LAMENTATION AND PROPHECY 《哀歌‧預言》
Max Reger (1873 – 1916)
Requiem Op. 144b
Franz Liszt (1811 – 1886)
Via Crucis (“Stations of the Cross”), S.53
James Boznos (b. 1969)
Cantata No. 2, Nevu’ah “Prophecy” (World Premiere*)
*Commissioned by The Hong Kong Bach Choir in 2015 with sponsorship from CASH Music Fund.
*此作品於2015年由The Hong Kong Bach Choir委約，費用由香港作曲家及作詞家協會轄下的「CASH音樂基金」贊助。
James Boznos “OZNO”, Composer
Samantha Chong, Mezzo-Soprano
Mary Mei Loc Wu, Piano
Emas Au, Piano
The Hong Kong Bach Choir
Jerome Hoberman, Music Director & Conductor
Via crucis (completed in 1878) is a key work of Franz Liszt’s late period, along with such solo piano masterworks as Nuages gris and the Bagatelle sans tonalité. Like them, it was at first thought to be so radical in style that the composer’s sanity was questioned, but it is now recognized as a visionary, if austere, expression of musical genius.
The Stations of the Cross are a series of 14 images of Jesus placed around the walls of Roman Catholic churches for the purpose of meditation and prayer, which recount major events of the day of his crucifixion (the Passion) as recounted in the four Gospels. Sometimes referred to as the ‘Via Dolorosa,’ they recall the actual Via Dolorosa [Road of Sorrows] in Jerusalem, on which Jesus is traditionally said to have trod from the palace of Pontius Pilate where he was sentenced, to the place of his execution and burial.
Liszt had always been a devoted Catholic and, in 1865, took minor orders of the Church, afterwards being known as ‘Abbé Liszt.’ Several of his later works pay homage to his religious faith. The place of Via crucis among his works is equivalent to that of the St. John and St. Matthew Passions among the works of Bach. Liszt actually incorporated the ‘Head’ chorale that recurs throughout Bach’s St. Matthew Passion in his Via crucis, as well as such frequently-set hymn texts as the Vexilla Regis and Stabat Mater.
While Liszt’s piano works are central to the virtuoso piano repertoire, and his pioneering symphonic poems are frequently heard on orchestral programmes, his sacred choral works – and, in particular, Via crucis – are only rarely performed. Our upcoming concert will provide an unusual opportunity for the Hong Kong public to experience a little-known but highly personal side of an enormously influential and beloved composer.
Like Liszt, Max Reger was a virtuoso soloist (as an organist as well as a pianist) and later a conductor, besides being a leading and extraordinarily prolific composer.

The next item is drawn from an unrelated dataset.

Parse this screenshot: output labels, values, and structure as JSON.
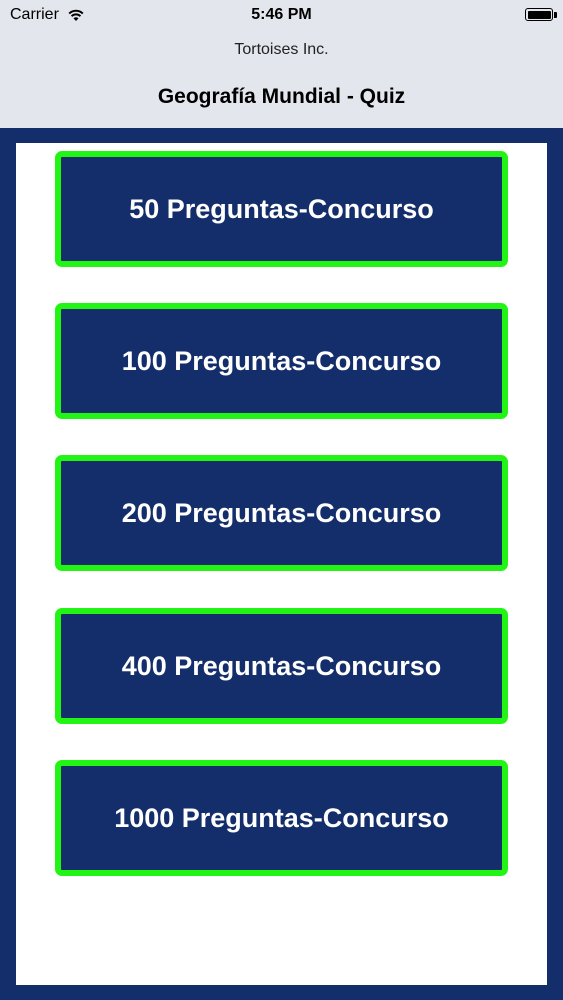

The comparison is particularly apt, as Reger’s mature harmonic style was heavily influenced by Liszt, while structurally he followed Brahms in focusing largely on abstract forms. His music is thus a meeting-point between the progressive and retrospective strains of late-Romantic music. Like Liszt, too, Reger worshipped Bach, and his works are replete with neo-Bachian counterpoint.
Reger is, arguably, the greatest of all infrequently-performed composers active at the turn of the 20th century. Our upcoming program in November will offer a rare opportunity for audience in Hong Kong to hear one of his finest and most compact works.
The Requiem is among Reger’s final pieces, completed one year before his death in 1916. Like the German Requiem of Brahms, it is non-liturgical and is in German rather than Latin; its text is an eponymous (secular) poem by Friedrich Hebbel (1813-1863). Reger himself created two simultaneous versions of it, one for chorus and orchestra, the other for chorus and piano. He dedicated the work ‘to the memory of the German heroes who fell in the War 1914/15.’ In the end, Reger’s Requiem also became a memorial to its composer, who did not live to hear it performed or see it published.
James Boznos is Principal Timpanist of the Hong Kong Philharmonic, an active professional composer and a member of the Composers and Publishers Society of Hong Kong (CASH). His Cantata No. 1, Anesti, composed following his first visit to Israel, was commissioned by the Hong Kong New Music Ensemble (NME) and CASH for a performance in April 2012 by The Hong Kong Bach Choir and NME that juxtaposed new works with the Responsoria of Carlo Gesualdo, though scheduling difficulties required its première to be postponed. It received its first, acclaimed performance in April 2014.
The Hong Kong Bach Choir has now commissioned Mr. Boznos to create, in effect, a sequel to Anesti, a work that, like it, will combine voices, instruments and electronics, set to a text that quotes a variety of Biblical verses on the subjects of God’s power and glory, war, peace and blessing, as a mirror of the universality of human experience. The work is in five sections, performed in a single unbroken span whose trajectory leads toward hopefulness.